Context: The recent farmer agitations against the entry of the corporates in farming makes the entry of the private sector unwilling. The day private firms show a greater willingness to enter agriculture, the Indian farmer will move to a low-risk, high return path.

Issues with Indian agriculture

  • Arbitrary and conflicting political interventions by both the state and Central government:
    • There are 13 central and countless state ministries and agencies that oversee rural property rights, land use and land ceilings; commodity prices, input subsidies and taxes, infrastructure, production, credit, marketing and procurement, public distribution, research, education and extension services; trade policy; agri-business and research.
    • We have bought “food security” at the cost of an agricultural sector that threatens all of us — farmers, households, consumers, traders, firms, and the state — with lower levels of individual welfare and higher levels of overall risk.
  • Large inter-state gaps in crop yields: Rice and wheat yields in Punjab and Haryana have been significantly higher than in the rest of the country, even after five decades after the Green Revolution took root in these two states.
  • Severe unevenness in the provision of common goods across districts: Including irrigation, roads, power, etc. 
    • Combined with the absence of well-functioning markets for agricultural land, crops, and inputs,
    •  Slow, if any, progress achieved on labour reform and the poor quality of education has worked to reduce overall resource mobility within and across our farming districts. 
    • This has limited the mobility of ideas and technology needed to increase productivity and reduce the variation of yield across districts.
  • Failure of decentralisation: Instead, Indian agriculture since Independence has remained a highly fragmented effort.
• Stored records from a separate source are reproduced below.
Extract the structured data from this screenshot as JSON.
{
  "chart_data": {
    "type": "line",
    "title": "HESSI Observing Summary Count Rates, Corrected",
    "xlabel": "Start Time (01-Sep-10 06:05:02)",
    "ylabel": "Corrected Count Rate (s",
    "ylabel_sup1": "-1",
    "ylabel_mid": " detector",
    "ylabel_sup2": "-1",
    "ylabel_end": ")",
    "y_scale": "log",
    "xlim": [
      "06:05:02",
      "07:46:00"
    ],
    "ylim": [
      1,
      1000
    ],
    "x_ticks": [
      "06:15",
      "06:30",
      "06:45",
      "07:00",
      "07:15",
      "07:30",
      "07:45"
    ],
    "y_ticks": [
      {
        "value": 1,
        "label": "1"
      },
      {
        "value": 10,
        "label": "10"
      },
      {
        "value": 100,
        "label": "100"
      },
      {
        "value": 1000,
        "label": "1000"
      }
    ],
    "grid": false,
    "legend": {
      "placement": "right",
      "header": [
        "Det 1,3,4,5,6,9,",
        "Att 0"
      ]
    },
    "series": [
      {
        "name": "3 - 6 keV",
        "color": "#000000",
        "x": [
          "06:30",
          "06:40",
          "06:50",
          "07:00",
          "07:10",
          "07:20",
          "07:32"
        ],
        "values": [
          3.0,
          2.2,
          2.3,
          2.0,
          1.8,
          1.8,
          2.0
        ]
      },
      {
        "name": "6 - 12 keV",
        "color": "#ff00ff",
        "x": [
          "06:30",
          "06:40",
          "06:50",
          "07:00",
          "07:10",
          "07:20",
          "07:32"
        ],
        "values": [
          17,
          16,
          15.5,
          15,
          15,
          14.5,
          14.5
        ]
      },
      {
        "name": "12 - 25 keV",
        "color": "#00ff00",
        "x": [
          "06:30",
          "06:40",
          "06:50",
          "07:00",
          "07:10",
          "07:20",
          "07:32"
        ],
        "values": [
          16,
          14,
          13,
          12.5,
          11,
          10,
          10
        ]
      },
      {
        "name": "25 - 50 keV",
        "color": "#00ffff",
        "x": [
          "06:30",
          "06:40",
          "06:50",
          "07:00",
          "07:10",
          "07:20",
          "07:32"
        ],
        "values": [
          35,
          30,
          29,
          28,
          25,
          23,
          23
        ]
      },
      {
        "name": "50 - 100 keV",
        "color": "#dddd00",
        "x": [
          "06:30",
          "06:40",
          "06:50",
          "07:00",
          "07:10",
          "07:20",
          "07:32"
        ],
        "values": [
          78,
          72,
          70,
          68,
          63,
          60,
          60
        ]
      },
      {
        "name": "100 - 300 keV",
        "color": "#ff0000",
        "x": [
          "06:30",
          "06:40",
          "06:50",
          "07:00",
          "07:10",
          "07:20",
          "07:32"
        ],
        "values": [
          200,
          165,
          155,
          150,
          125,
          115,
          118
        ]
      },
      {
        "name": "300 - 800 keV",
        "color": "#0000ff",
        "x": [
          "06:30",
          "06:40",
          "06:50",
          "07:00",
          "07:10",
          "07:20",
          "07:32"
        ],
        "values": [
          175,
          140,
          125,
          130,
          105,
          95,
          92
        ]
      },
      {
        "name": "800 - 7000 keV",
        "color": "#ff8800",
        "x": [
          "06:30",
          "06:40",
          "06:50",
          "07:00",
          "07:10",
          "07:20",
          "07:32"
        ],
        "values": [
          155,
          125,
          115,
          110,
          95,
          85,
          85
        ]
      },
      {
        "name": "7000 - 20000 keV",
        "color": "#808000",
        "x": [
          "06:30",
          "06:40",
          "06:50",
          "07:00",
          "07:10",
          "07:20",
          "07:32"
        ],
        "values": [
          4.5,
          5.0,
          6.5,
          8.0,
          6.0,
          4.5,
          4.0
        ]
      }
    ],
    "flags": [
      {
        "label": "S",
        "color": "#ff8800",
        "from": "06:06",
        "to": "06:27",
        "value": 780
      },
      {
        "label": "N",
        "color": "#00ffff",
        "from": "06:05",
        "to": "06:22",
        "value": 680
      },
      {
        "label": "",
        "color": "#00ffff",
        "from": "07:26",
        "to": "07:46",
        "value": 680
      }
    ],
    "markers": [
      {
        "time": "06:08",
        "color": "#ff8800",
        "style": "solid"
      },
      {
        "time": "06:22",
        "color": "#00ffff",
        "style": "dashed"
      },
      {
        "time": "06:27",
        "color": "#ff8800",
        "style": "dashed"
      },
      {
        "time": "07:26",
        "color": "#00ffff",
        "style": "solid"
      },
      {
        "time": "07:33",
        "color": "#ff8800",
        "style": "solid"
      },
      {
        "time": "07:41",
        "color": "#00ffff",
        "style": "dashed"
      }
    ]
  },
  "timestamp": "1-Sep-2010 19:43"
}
We seem to have a different “agricultural model” for each of the 734 farming districts in the country.
    • Issues with subsidies: Subsidies have worked to worsen the overall levels of productivity and the risk in agriculture, generating adverse effects for all of us through the degradation of our water resources, soil, health, and climate.
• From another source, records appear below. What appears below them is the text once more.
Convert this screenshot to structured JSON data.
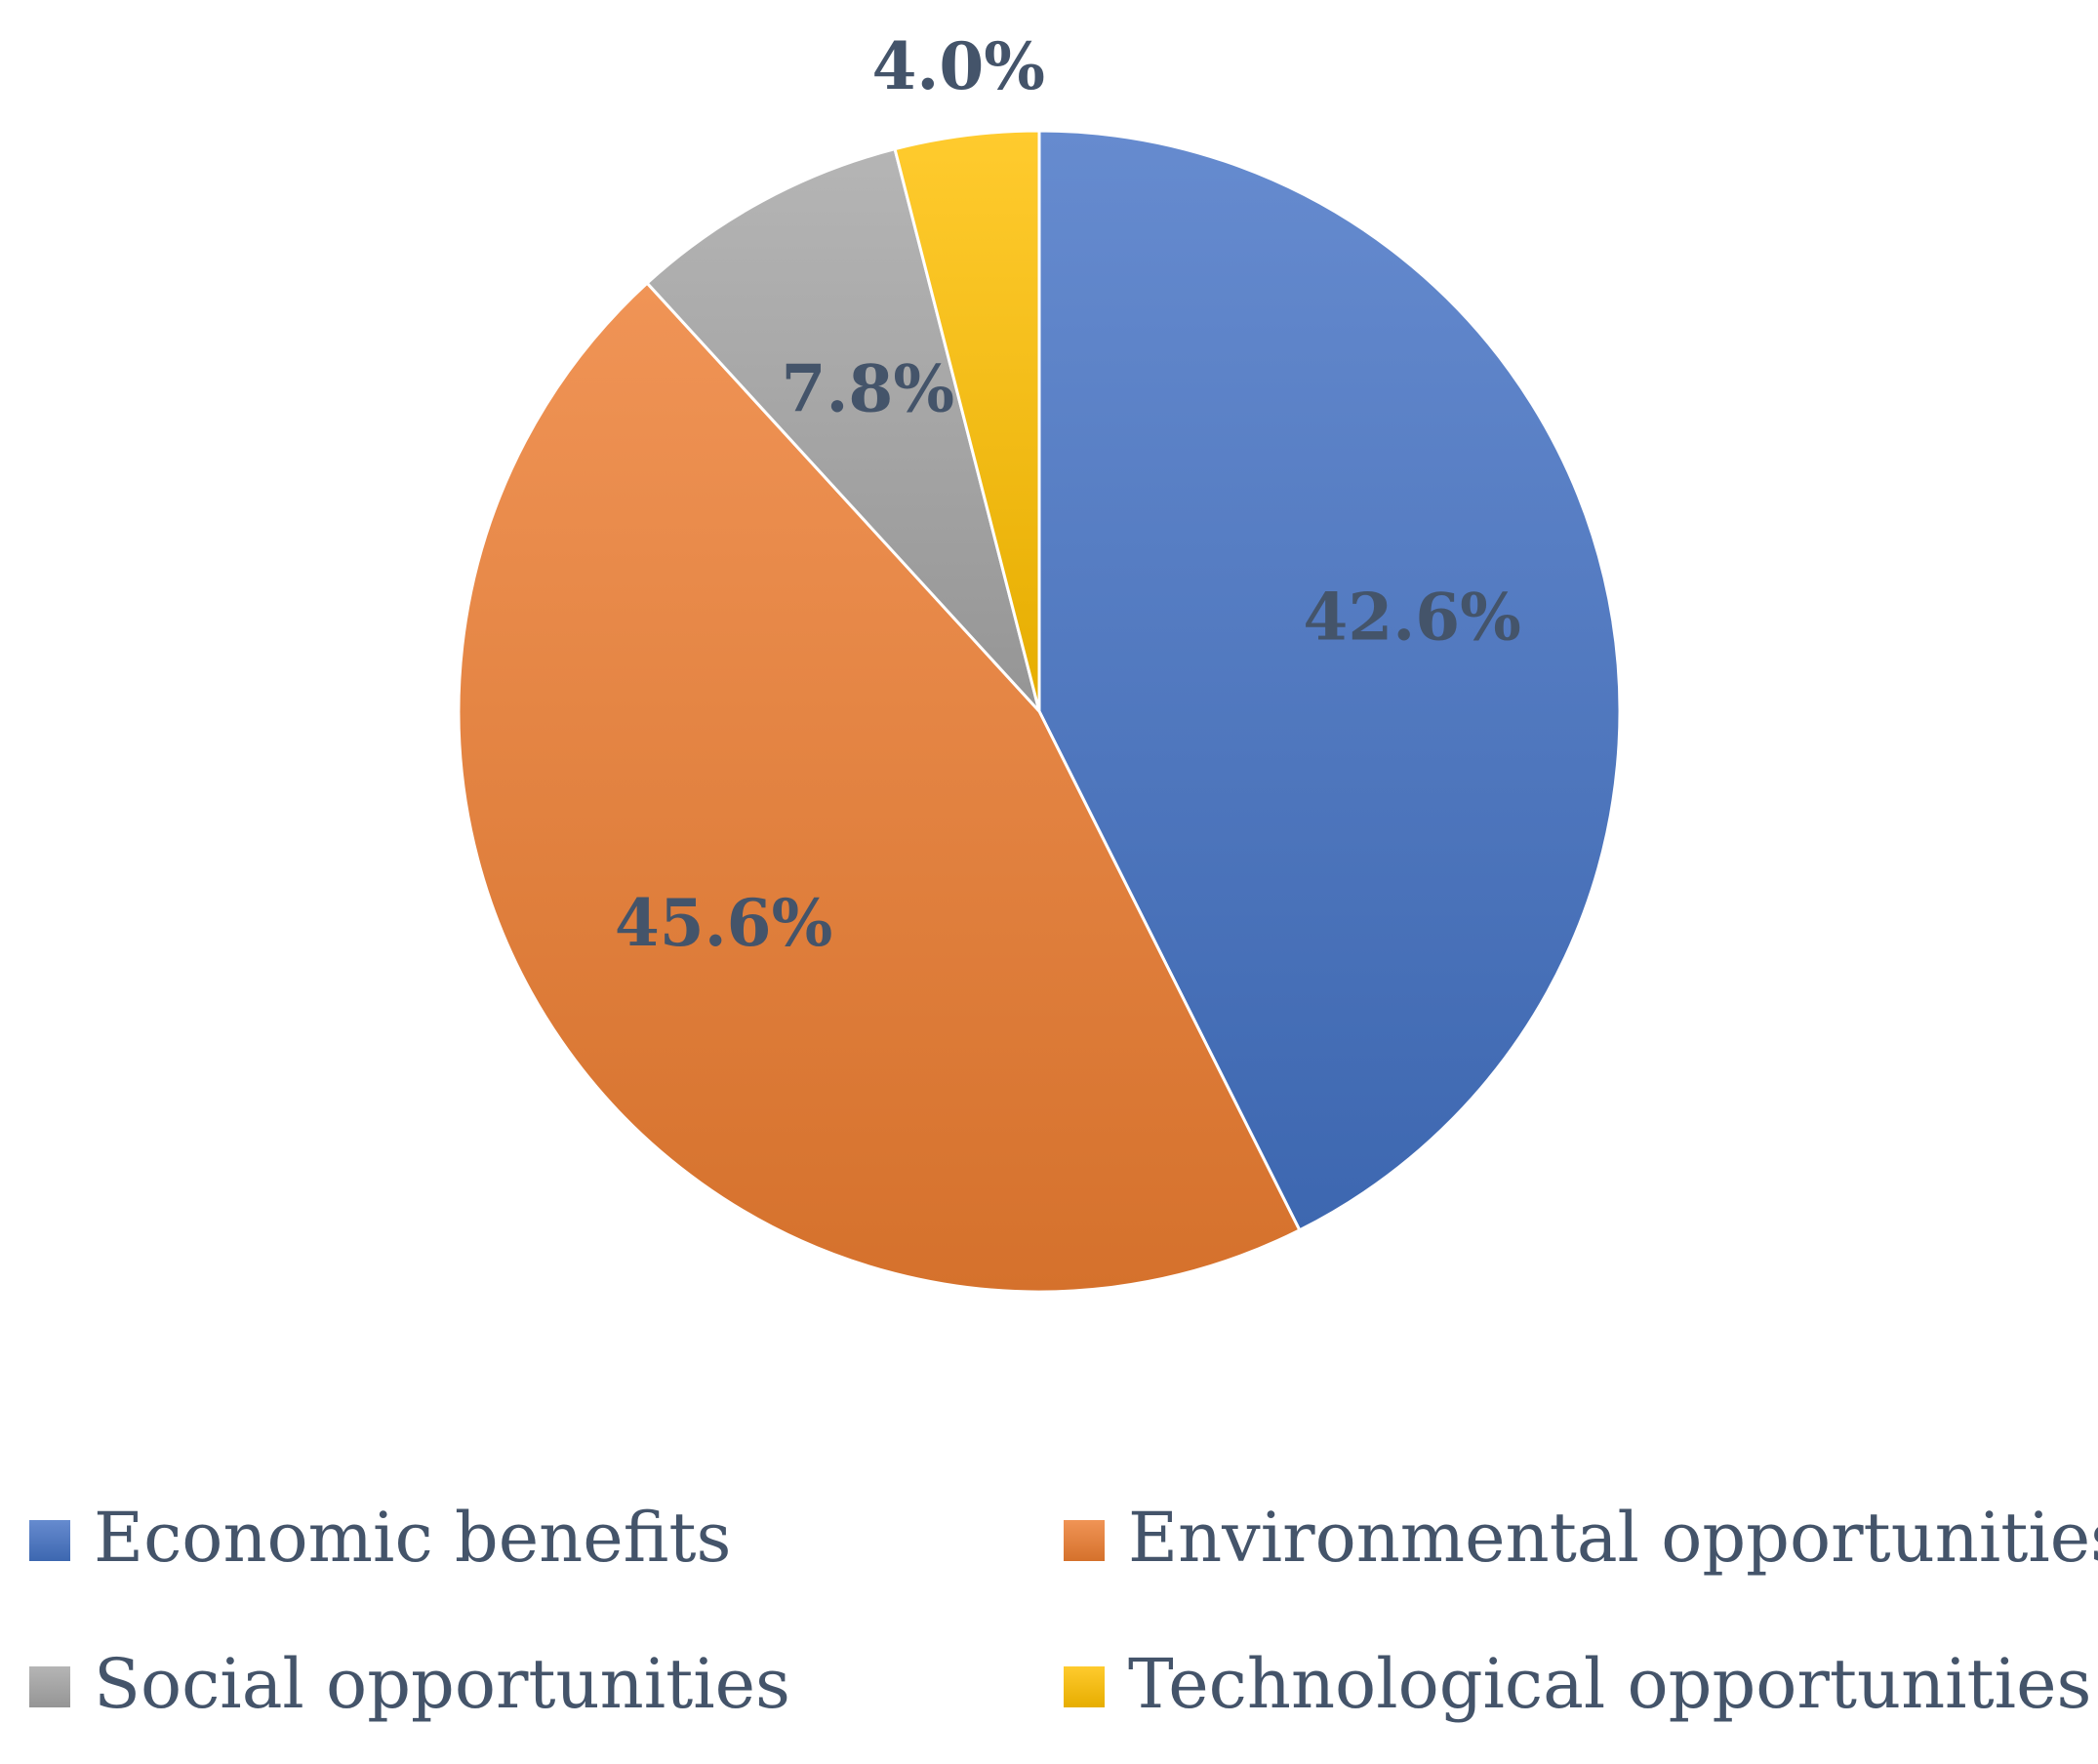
{
  "chart_data": {
    "type": "pie",
    "start_angle_deg": 0,
    "direction": "clockwise",
    "legend_position": "bottom",
    "slices": [
      {
        "label": "Economic benefits",
        "value": 42.6,
        "data_label": "42.6%",
        "color": "#4472c4"
      },
      {
        "label": "Environmental opportunities",
        "value": 45.6,
        "data_label": "45.6%",
        "color": "#ed7d31"
      },
      {
        "label": "Social opportunities",
        "value": 7.8,
        "data_label": "7.8%",
        "color": "#a5a5a5"
      },
      {
        "label": "Technological opportunities",
        "value": 4.0,
        "data_label": "4.0%",
        "color": "#ffc000"
      }
    ]
  }
}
    • At the same time, these policies have tightened the trap our farm households find themselves in - outside of rice and wheat, the risk-to-return levels are even higher in the case of maize and cotton, including for Punjab.
    • Thus, the farm households of Punjab and Haryana fear both the loss of state support for rice and wheat and the higher risks implied by a switch to other crops.

Way Forward:

  • Allowing for greater mobility of farmers: Within a true decentralised polity, a farmer in Assam ought to benefit as much from the “Punjab model” as do farmers in Punjab, and vice-versa.
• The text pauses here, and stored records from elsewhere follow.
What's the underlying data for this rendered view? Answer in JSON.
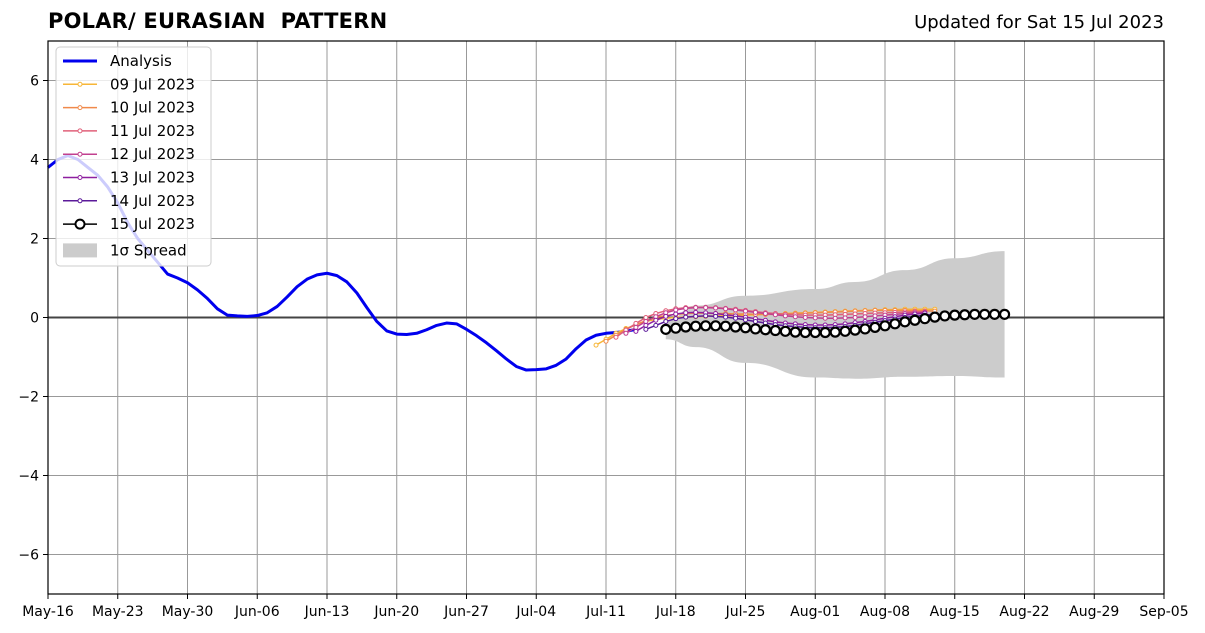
{
  "title": "POLAR/ EURASIAN  PATTERN",
  "subtitle": "Updated for Sat 15 Jul 2023",
  "colors": {
    "analysis": "#0000ee",
    "spread": "#cccccc",
    "grid": "#999999",
    "zero_line": "#444444"
  },
  "chart_data": {
    "type": "line",
    "title": "POLAR/ EURASIAN  PATTERN",
    "xlabel": "",
    "ylabel": "",
    "grid": true,
    "legend_position": "top-left",
    "xlim": [
      "2023-05-16",
      "2023-09-05"
    ],
    "ylim": [
      -7,
      7
    ],
    "xticks": [
      "May-16",
      "May-23",
      "May-30",
      "Jun-06",
      "Jun-13",
      "Jun-20",
      "Jun-27",
      "Jul-04",
      "Jul-11",
      "Jul-18",
      "Jul-25",
      "Aug-01",
      "Aug-08",
      "Aug-15",
      "Aug-22",
      "Aug-29",
      "Sep-05"
    ],
    "yticks": [
      6,
      4,
      2,
      0,
      -2,
      -4,
      -6
    ],
    "ytick_labels": [
      "6",
      "4",
      "2",
      "0",
      "−2",
      "−4",
      "−6"
    ],
    "series": [
      {
        "name": "Analysis",
        "color": "#0000ee",
        "marker": "none",
        "start": "2023-05-16",
        "values": [
          3.8,
          4.0,
          4.1,
          4.0,
          3.8,
          3.6,
          3.3,
          2.9,
          2.4,
          2.0,
          1.7,
          1.4,
          1.1,
          1.0,
          0.88,
          0.7,
          0.48,
          0.22,
          0.06,
          0.04,
          0.03,
          0.05,
          0.12,
          0.28,
          0.52,
          0.78,
          0.97,
          1.08,
          1.12,
          1.06,
          0.9,
          0.62,
          0.25,
          -0.1,
          -0.34,
          -0.42,
          -0.43,
          -0.4,
          -0.31,
          -0.2,
          -0.14,
          -0.16,
          -0.3,
          -0.46,
          -0.64,
          -0.84,
          -1.05,
          -1.24,
          -1.33,
          -1.32,
          -1.3,
          -1.21,
          -1.05,
          -0.79,
          -0.57,
          -0.45,
          -0.4,
          -0.38,
          -0.35,
          -0.3
        ]
      },
      {
        "name": "09 Jul 2023",
        "color": "#f7b637",
        "marker": "dot",
        "start": "2023-07-10",
        "values": [
          -0.7,
          -0.55,
          -0.4,
          -0.28,
          -0.18,
          -0.1,
          -0.05,
          -0.02,
          0.0,
          0.01,
          0.02,
          0.03,
          0.04,
          0.04,
          0.05,
          0.06,
          0.07,
          0.08,
          0.09,
          0.1,
          0.11,
          0.12,
          0.13,
          0.14,
          0.15,
          0.16,
          0.17,
          0.18,
          0.19,
          0.2,
          0.2,
          0.21,
          0.21,
          0.21,
          0.21
        ]
      },
      {
        "name": "10 Jul 2023",
        "color": "#f08a4b",
        "marker": "dot",
        "start": "2023-07-11",
        "values": [
          -0.6,
          -0.45,
          -0.3,
          -0.18,
          -0.08,
          0.0,
          0.05,
          0.08,
          0.1,
          0.11,
          0.11,
          0.1,
          0.1,
          0.09,
          0.09,
          0.08,
          0.08,
          0.08,
          0.09,
          0.1,
          0.11,
          0.12,
          0.13,
          0.14,
          0.15,
          0.16,
          0.17,
          0.18,
          0.18,
          0.18,
          0.18,
          0.17,
          0.17,
          0.16
        ]
      },
      {
        "name": "11 Jul 2023",
        "color": "#e0607a",
        "marker": "dot",
        "start": "2023-07-12",
        "values": [
          -0.5,
          -0.32,
          -0.15,
          0.0,
          0.1,
          0.17,
          0.22,
          0.25,
          0.26,
          0.26,
          0.25,
          0.23,
          0.21,
          0.18,
          0.15,
          0.12,
          0.1,
          0.08,
          0.07,
          0.06,
          0.06,
          0.06,
          0.07,
          0.08,
          0.09,
          0.1,
          0.11,
          0.12,
          0.13,
          0.14,
          0.15,
          0.15
        ]
      },
      {
        "name": "12 Jul 2023",
        "color": "#c2408f",
        "marker": "dot",
        "start": "2023-07-13",
        "values": [
          -0.4,
          -0.25,
          -0.1,
          0.02,
          0.12,
          0.19,
          0.23,
          0.25,
          0.25,
          0.24,
          0.22,
          0.19,
          0.16,
          0.13,
          0.1,
          0.07,
          0.04,
          0.02,
          0.0,
          -0.01,
          -0.02,
          -0.02,
          -0.01,
          0.0,
          0.02,
          0.04,
          0.06,
          0.08,
          0.1,
          0.12,
          0.13
        ]
      },
      {
        "name": "13 Jul 2023",
        "color": "#8e1fa0",
        "marker": "dot",
        "start": "2023-07-14",
        "values": [
          -0.35,
          -0.2,
          -0.07,
          0.03,
          0.09,
          0.12,
          0.13,
          0.12,
          0.1,
          0.07,
          0.04,
          0.01,
          -0.03,
          -0.07,
          -0.11,
          -0.14,
          -0.16,
          -0.18,
          -0.19,
          -0.19,
          -0.18,
          -0.16,
          -0.13,
          -0.1,
          -0.06,
          -0.02,
          0.02,
          0.06,
          0.09,
          0.11
        ]
      },
      {
        "name": "14 Jul 2023",
        "color": "#5b1a9a",
        "marker": "dot",
        "start": "2023-07-15",
        "values": [
          -0.3,
          -0.2,
          -0.1,
          -0.03,
          0.01,
          0.03,
          0.04,
          0.03,
          0.01,
          -0.02,
          -0.06,
          -0.1,
          -0.14,
          -0.18,
          -0.21,
          -0.23,
          -0.25,
          -0.26,
          -0.26,
          -0.25,
          -0.23,
          -0.2,
          -0.16,
          -0.12,
          -0.08,
          -0.04,
          0.0,
          0.03,
          0.06,
          0.08
        ]
      },
      {
        "name": "15 Jul 2023",
        "color": "#000000",
        "marker": "circle",
        "start": "2023-07-17",
        "values": [
          -0.3,
          -0.27,
          -0.24,
          -0.22,
          -0.21,
          -0.21,
          -0.22,
          -0.24,
          -0.26,
          -0.29,
          -0.31,
          -0.33,
          -0.35,
          -0.37,
          -0.38,
          -0.38,
          -0.38,
          -0.37,
          -0.35,
          -0.32,
          -0.29,
          -0.25,
          -0.21,
          -0.16,
          -0.11,
          -0.07,
          -0.03,
          0.01,
          0.04,
          0.06,
          0.07,
          0.08,
          0.08,
          0.08,
          0.08
        ]
      }
    ],
    "spread": {
      "name": "1σ Spread",
      "color": "#cccccc",
      "start": "2023-07-17",
      "end": "2023-08-20",
      "upper_dates": [
        "2023-07-17",
        "2023-07-20",
        "2023-07-25",
        "2023-08-01",
        "2023-08-05",
        "2023-08-10",
        "2023-08-15",
        "2023-08-20"
      ],
      "upper": [
        -0.1,
        0.3,
        0.55,
        0.72,
        0.9,
        1.2,
        1.5,
        1.68
      ],
      "lower_dates": [
        "2023-07-17",
        "2023-07-20",
        "2023-07-25",
        "2023-08-01",
        "2023-08-05",
        "2023-08-10",
        "2023-08-15",
        "2023-08-20"
      ],
      "lower": [
        -0.55,
        -0.75,
        -1.15,
        -1.52,
        -1.55,
        -1.5,
        -1.48,
        -1.52
      ]
    }
  }
}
  • Guiding principle of the farm laws should be to maximise the income and minimising the risks:
    • Farmers must be made free to determine the best mix of resources, land, inputs, technology, and organisational forms for their farms. 
    • Farmers, just as entrepreneurs in the non-farm sector, must be allowed to enter and exit agriculture on their own terms and contract with whomever they wish.
    • Allowing the private sector will lead to a low-risk, high return path of progress.